Lo stock di imprese artigiane in Italia chiude il 2025 con oltre 1,23 milioni di attività e un saldo positivo di 187 unità tra iscrizioni e chiusure, al netto delle cessazioni d’ufficio. Lo rende noto la Cna su dati Unioncamere-Movimprese. Resta però negativo l’andamento nel lungo periodo: negli ultimi dieci anni sono andate perse 128mila imprese.
A livello territoriale, la tenuta complessiva riflette andamenti differenziati. Rispetto al 2024, lo stock resta invariato nel Nord Ovest, cresce nel Mezzogiorno (+0,1%) e nel Nord Est (+0,2%) e diminuisce nell’Italia Centrale (-0,3%).

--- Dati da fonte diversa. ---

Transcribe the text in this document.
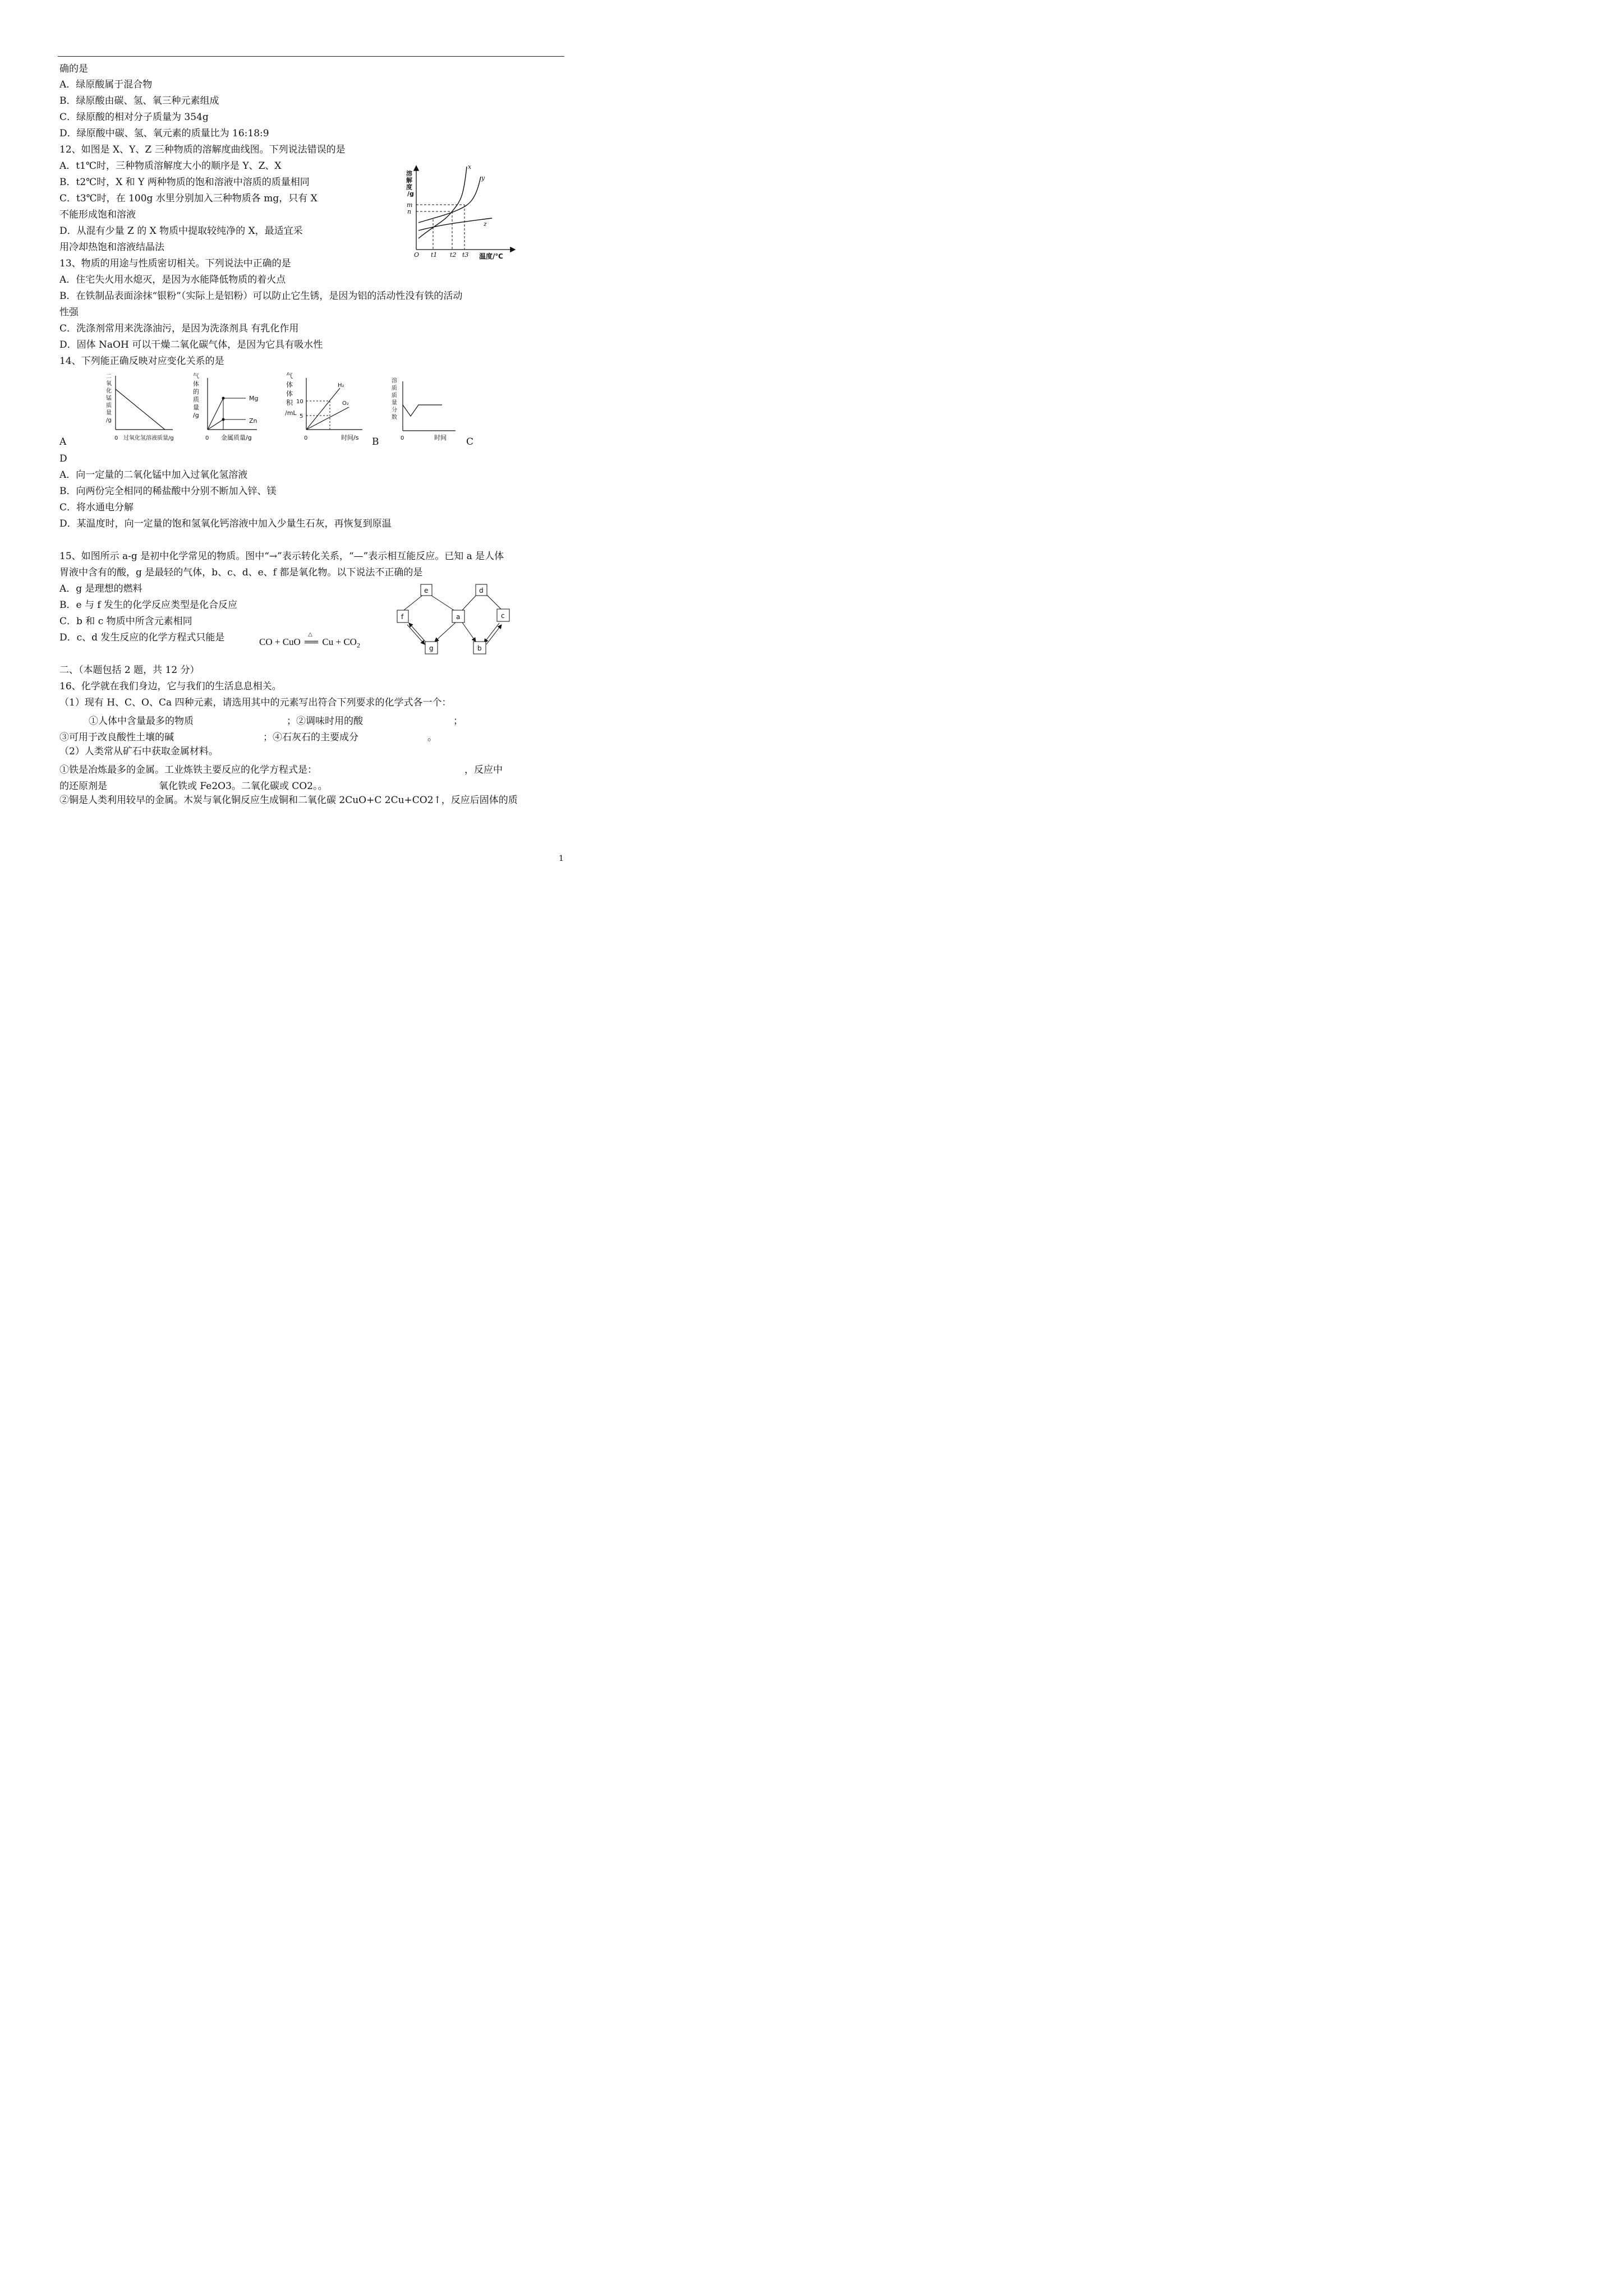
确的是
A．绿原酸属于混合物
B．绿原酸由碳、氢、氧三种元素组成
C．绿原酸的相对分子质量为 354g
D．绿原酸中碳、氢、氧元素的质量比为 16:18:9
12、如图是 X、Y、Z 三种物质的溶解度曲线图。下列说法错误的是
A．t1℃时，三种物质溶解度大小的顺序是 Y、Z、X
B．t2℃时，X 和 Y 两种物质的饱和溶液中溶质的质量相同
C．t3℃时，在 100g 水里分别加入三种物质各 mg，只有 X
不能形成饱和溶液
D．从混有少量 Z 的 X 物质中提取较纯净的 X，最适宜采
用冷却热饱和溶液结晶法
13、物质的用途与性质密切相关。下列说法中正确的是
A．住宅失火用水熄灭，是因为水能降低物质的着火点
B．在铁制品表面涂抹“银粉”（实际上是铝粉）可以防止它生锈，是因为铝的活动性没有铁的活动
性强
C．洗涤剂常用来洗涤油污，是因为洗涤剂具 有乳化作用
D．固体 NaOH 可以干燥二氧化碳气体，是因为它具有吸水性
14、下列能正确反映对应变化关系的是
A	B	C
D
A．向一定量的二氧化锰中加入过氧化氢溶液
B．向两份完全相同的稀盐酸中分别不断加入锌、镁
C．将水通电分解
D．某温度时，向一定量的饱和氢氧化钙溶液中加入少量生石灰，再恢复到原温
15、如图所示 a-g 是初中化学常见的物质。图中“→”表示转化关系，“—”表示相互能反应。已知 a 是人体
胃液中含有的酸，g 是最轻的气体，b、c、d、e、f 都是氧化物。以下说法不正确的是
A．g 是理想的燃料
B．e 与 f 发生的化学反应类型是化合反应
C．b 和 c 物质中所含元素相同
D．c、d 发生反应的化学方程式只能是	CO + CuO
△
══ $Cu + CO_2$
二、（本题包括 2 题，共 12 分）
16、化学就在我们身边，它与我们的生活息息相关。
（1）现有 H、C、O、Ca 四种元素，请选用其中的元素写出符合下列要求的化学式各一个：
①人体中含量最多的物质	；②调味时用的酸	；
③可用于改良酸性土壤的碱	；④石灰石的主要成分	。
（2）人类常从矿石中获取金属材料。
①铁是冶炼最多的金属。工业炼铁主要反应的化学方程式是：	，反应中
的还原剂是	氧化铁或 Fe2O3。二氧化碳或 CO2。。
②铜是人类利用较早的金属。木炭与氧化铜反应生成铜和二氧化碳 2CuO+C 2Cu+CO2↑，反应后固体的质
1
溶
解
度
/g
m
n
x
y
z
O t1 t2 t3 温度/℃
二
氧
化
锰
质
量
/g
0 过氧化氢溶液质量/g
Mg
Zn
气
体
的
质
量
/g
0 金属质量/g
10
5
H₂
O₂
气
体
体
积
/mL
0	时间/s
溶
质
质
量
分
数
0	时间
e	d
f	a	c
g	b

Nel Centro, Toscana (-0,6%), Umbria (-0,7%) e Marche (-0,5%) registrano flessioni.
Secondo la Cna, la stabilità registrata negli ultimi anni è legata soprattutto alla riduzione delle cessazioni, scese a poco più di 79mila l’anno rispetto alla media superiore a 105mila nel periodo 2009-2020, segnato da tre crisi. L’artigianato mostra una maggiore capacità di tenuta nelle fasi congiunturali negative, pur in un contesto caratterizzato da tensioni geopolitiche, debolezza della domanda interna e trasformazioni delle filiere produttive.